Natural calamities in coastal area  

Dhaka,  Mon,  25 September 2017
Published : 16 Mar 2017, 21:15:12

Natural calamities in coastal area  

That the government is alive to the danger posed to the country by storms, cyclones and tidal surges is clear from the disaster management and relief minister's call to coastal people for keeping them abreast of weather bulletin. He makes the call not for nothing. There is an apprehension that natural disasters like storms, cyclones or tidal surges may make their visitation earlier than they were used to in the past. Yet such calls are likely to fall on deaf ears. However, his directive to departments and offices at grass-roots level to remain prepared for timely evacuation of coastal people and post-disaster operation will definitely count. Already the decision to raise the height of 60,000 houses in 19 flood-prone districts in order to make those disaster-resilient has been well appreciated. Initially, the height of households of the poor and insolvent with aged or physically challenged members will be raised. 
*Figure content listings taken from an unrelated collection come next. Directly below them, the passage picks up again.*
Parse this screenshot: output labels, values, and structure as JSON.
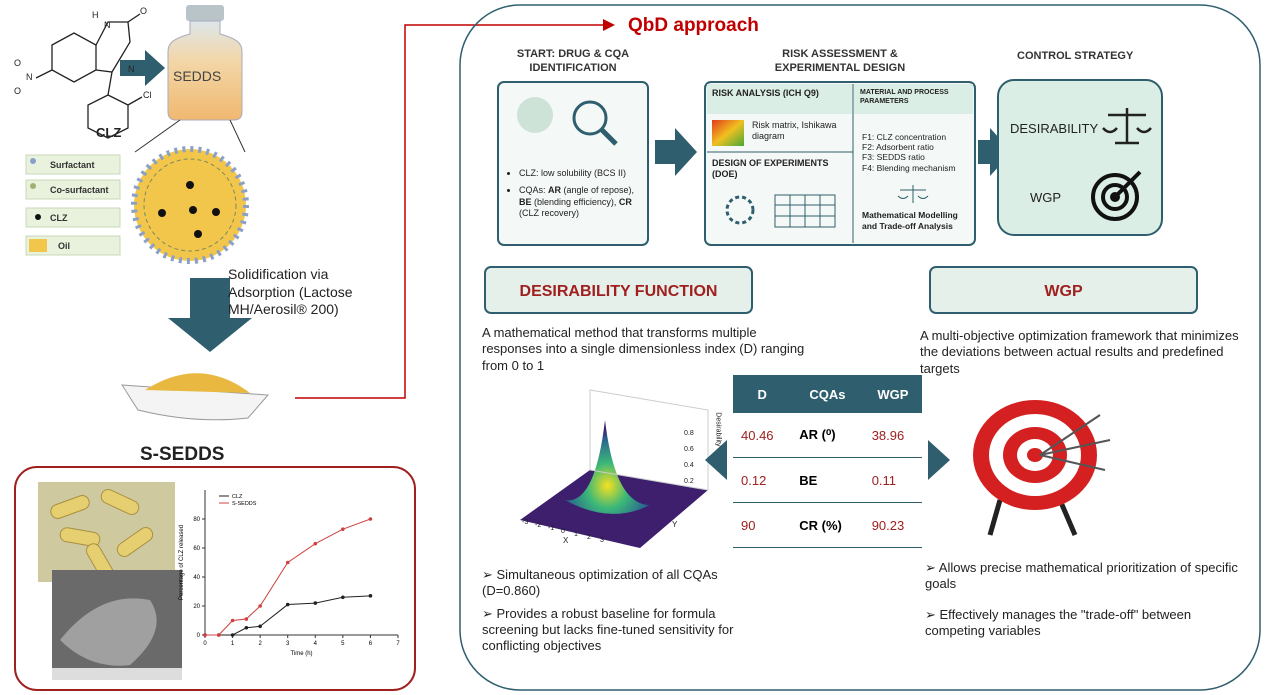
{
  "molecule": {
    "atoms": [
      "H",
      "N",
      "O",
      "O",
      "N",
      "O",
      "N",
      "Cl"
    ],
    "name": "CLZ"
  },
  "vial_label": "SEDDS",
  "legend": [
    "Surfactant",
    "Co-surfactant",
    "CLZ",
    "Oil"
  ],
  "solidification": "Solidification via Adsorption (Lactose MH/Aerosil® 200)",
  "product": "S-SEDDS",
  "release_plot": {
    "y_label": "Percentage of CLZ released",
    "x_label": "Time (h)",
    "xlim": [
      0,
      7
    ],
    "ylim": [
      0,
      100
    ],
    "xticks": [
      0,
      1,
      2,
      3,
      4,
      5,
      6,
      7
    ],
    "yticks": [
      0,
      20,
      40,
      60,
      80
    ],
    "x": [
      0,
      0.5,
      1,
      1.5,
      2,
      3,
      4,
      5,
      6
    ],
    "series": [
      {
        "name": "CLZ",
        "color": "#222222",
        "values": [
          0,
          0,
          0,
          5,
          6,
          21,
          22,
          26,
          27
        ]
      },
      {
        "name": "S-SEDDS",
        "color": "#d04040",
        "values": [
          0,
          0,
          10,
          11,
          20,
          50,
          63,
          73,
          80
        ]
      }
    ]
  },
  "qbd": {
    "title": "QbD approach",
    "start": {
      "heading": "START: DRUG & CQA IDENTIFICATION",
      "bullets": [
        [
          "CLZ: low solubility (BCS II)"
        ],
        [
          "CQAs: ",
          "AR",
          " (angle of repose), ",
          "BE",
          " (blending efficiency), ",
          "CR",
          " (CLZ recovery)"
        ]
      ]
    },
    "risk": {
      "heading": "RISK ASSESSMENT & EXPERIMENTAL DESIGN",
      "analysis": "RISK ANALYSIS (ICH Q9)",
      "matrix": "Risk matrix, Ishikawa diagram",
      "doe": "DESIGN OF EXPERIMENTS (DOE)",
      "params_heading": "MATERIAL AND PROCESS PARAMETERS",
      "params": [
        "F1: CLZ concentration",
        "F2: Adsorbent ratio",
        "F3: SEDDS ratio",
        "F4: Blending mechanism"
      ],
      "modelling": "Mathematical Modelling and Trade-off Analysis"
    },
    "control": {
      "heading": "CONTROL STRATEGY",
      "items": [
        "DESIRABILITY",
        "WGP"
      ]
    },
    "desirability": {
      "heading": "DESIRABILITY FUNCTION",
      "description": "A mathematical method that transforms multiple responses into a single dimensionless index (D) ranging from 0 to 1",
      "surface": {
        "z_label": "Desirability",
        "z_ticks": [
          "0.2",
          "0.4",
          "0.6",
          "0.8"
        ],
        "x_ticks": [
          "-3",
          "-2",
          "-1",
          "0",
          "1",
          "2",
          "3"
        ],
        "x_name": "X",
        "y_name": "Y"
      },
      "bullets": [
        "Simultaneous optimization of all CQAs (D=0.860)",
        "Provides a robust baseline for formula screening but lacks fine-tuned sensitivity for conflicting objectives"
      ]
    },
    "wgp": {
      "heading": "WGP",
      "description": "A multi-objective optimization framework that minimizes the deviations between actual results and predefined targets",
      "bullets": [
        "Allows precise mathematical prioritization of specific goals",
        "Effectively manages the \"trade-off\" between competing variables"
      ]
    },
    "table": {
      "header": [
        "D",
        "CQAs",
        "WGP"
      ],
      "rows": [
        [
          40.46,
          "AR (⁰)",
          38.96
        ],
        [
          0.12,
          "BE",
          0.11
        ],
        [
          90,
          "CR (%)",
          90.23
        ]
      ]
    }
  }
}
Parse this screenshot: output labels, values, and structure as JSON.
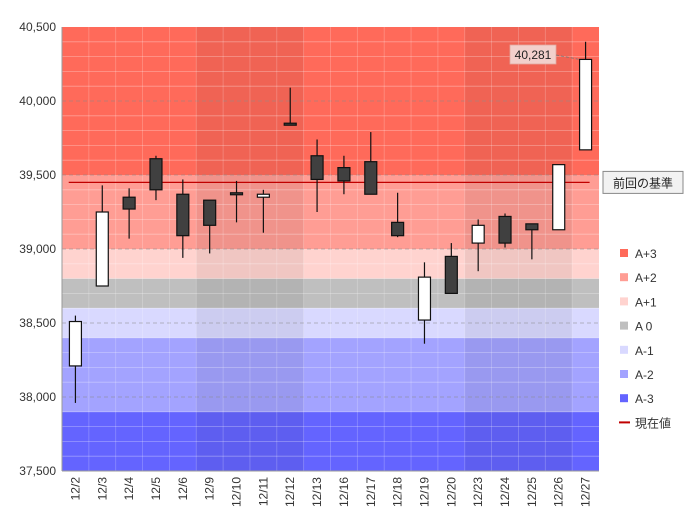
{
  "chart_data": {
    "type": "candlestick",
    "categories": [
      "12/2",
      "12/3",
      "12/4",
      "12/5",
      "12/6",
      "12/9",
      "12/10",
      "12/11",
      "12/12",
      "12/13",
      "12/16",
      "12/17",
      "12/18",
      "12/19",
      "12/20",
      "12/23",
      "12/24",
      "12/25",
      "12/26",
      "12/27"
    ],
    "ohlc": [
      {
        "open": 38210,
        "high": 38550,
        "low": 37960,
        "close": 38510
      },
      {
        "open": 38750,
        "high": 39430,
        "low": 38750,
        "close": 39250
      },
      {
        "open": 39350,
        "high": 39410,
        "low": 39070,
        "close": 39270
      },
      {
        "open": 39610,
        "high": 39630,
        "low": 39330,
        "close": 39400
      },
      {
        "open": 39370,
        "high": 39470,
        "low": 38940,
        "close": 39090
      },
      {
        "open": 39330,
        "high": 39330,
        "low": 38970,
        "close": 39160
      },
      {
        "open": 39380,
        "high": 39460,
        "low": 39180,
        "close": 39370
      },
      {
        "open": 39350,
        "high": 39400,
        "low": 39110,
        "close": 39370
      },
      {
        "open": 39850,
        "high": 40090,
        "low": 39840,
        "close": 39840
      },
      {
        "open": 39630,
        "high": 39740,
        "low": 39250,
        "close": 39470
      },
      {
        "open": 39550,
        "high": 39630,
        "low": 39370,
        "close": 39460
      },
      {
        "open": 39590,
        "high": 39790,
        "low": 39370,
        "close": 39370
      },
      {
        "open": 39180,
        "high": 39380,
        "low": 39080,
        "close": 39090
      },
      {
        "open": 38520,
        "high": 38910,
        "low": 38360,
        "close": 38810
      },
      {
        "open": 38950,
        "high": 39040,
        "low": 38700,
        "close": 38700
      },
      {
        "open": 39040,
        "high": 39200,
        "low": 38850,
        "close": 39160
      },
      {
        "open": 39220,
        "high": 39240,
        "low": 39010,
        "close": 39040
      },
      {
        "open": 39170,
        "high": 39170,
        "low": 38930,
        "close": 39130
      },
      {
        "open": 39130,
        "high": 39570,
        "low": 39130,
        "close": 39570
      },
      {
        "open": 39670,
        "high": 40400,
        "low": 39670,
        "close": 40281
      }
    ],
    "ylim": [
      37500,
      40500
    ],
    "y_ticks": [
      37500,
      38000,
      38500,
      39000,
      39500,
      40000,
      40500
    ],
    "y_tick_labels": [
      "37,500",
      "38,000",
      "38,500",
      "39,000",
      "39,500",
      "40,000",
      "40,500"
    ],
    "bands": [
      {
        "name": "A+3",
        "from": 39500,
        "to": 40500,
        "color": "#ff6a5a"
      },
      {
        "name": "A+2",
        "from": 39000,
        "to": 39500,
        "color": "#ff9d94"
      },
      {
        "name": "A+1",
        "from": 38800,
        "to": 39000,
        "color": "#ffd3cf"
      },
      {
        "name": "A 0",
        "from": 38600,
        "to": 38800,
        "color": "#bfbfbf"
      },
      {
        "name": "A-1",
        "from": 38400,
        "to": 38600,
        "color": "#d9d9ff"
      },
      {
        "name": "A-2",
        "from": 37900,
        "to": 38400,
        "color": "#a3a3ff"
      },
      {
        "name": "A-3",
        "from": 37500,
        "to": 37900,
        "color": "#6464ff"
      }
    ],
    "week_shading": [
      [
        5,
        9
      ],
      [
        15,
        19
      ]
    ],
    "reference_line": {
      "value": 39450,
      "label": "前回の基準",
      "color": "#c00000"
    },
    "current_value_label": "40,281",
    "legend": [
      {
        "label": "A+3",
        "kind": "box",
        "color": "#ff6a5a"
      },
      {
        "label": "A+2",
        "kind": "box",
        "color": "#ff9d94"
      },
      {
        "label": "A+1",
        "kind": "box",
        "color": "#ffd3cf"
      },
      {
        "label": "A 0",
        "kind": "box",
        "color": "#bfbfbf"
      },
      {
        "label": "A-1",
        "kind": "box",
        "color": "#d9d9ff"
      },
      {
        "label": "A-2",
        "kind": "box",
        "color": "#a3a3ff"
      },
      {
        "label": "A-3",
        "kind": "box",
        "color": "#6464ff"
      },
      {
        "label": "現在値",
        "kind": "line",
        "color": "#c00000"
      }
    ],
    "grid": true,
    "legend_position": "right"
  }
}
The coastal belt, most vulnerable to cyclones and tidal surges with 44 million inhabitants, stretches along the southern fringe of the country to face the Bay of Bengal. They are most vulnerable to climate change. Most of the inhabitants there depend on resources from the sea for their livelihood. A huge number of people are involved with and depend on fishing. But due to rising sea level, saline water intrusion crossed its limit long before and affected fresh water sources making drinking water a scarce resource. Livestock rearing has also recorded a drastic fall. Height of daily tides has also increased due to the sea-level rise. It has worsened the effects of salinity intrusion. 

If salinity's slow but sure adverse impact prompted by rising sea is a great concern, storms and cyclone only make the situation even worse accelerating the process of saline water intrusion. Thus the problems that need to be addressed in the coastal areas are poverty and food insecurity, water logging, lack of shelter, water scarcity, sanitation, insecure livelihoods and insufficient institutional capacity for disaster management. An early warning is also very important for emergency preparedness. The more precise the forecasting system is, the greater the possibility of taking right type of preparedness for the looming hazards. Such a warning system can save lives and prevent loss of property significantly during floods and cyclones.

Inadequate and improper cyclone shelters, poor maintenance of existing ones and lack of plan for setting up new shelters remain a matter of grave concern for people of the coastal belt. More high-rise cyclone and tidal surge shelters are required. The existing shelters, mostly set up after 1991 cyclonic storm and several others before the War of Liberation, lie in a miserable state. Thus grass-roots and community-based organisations have a  crucial role to play in meeting the challenges facing the coastal people today. Preparedness for an emergency situation must involve community people, grass-roots organisations and local administration in order to deliver the goods.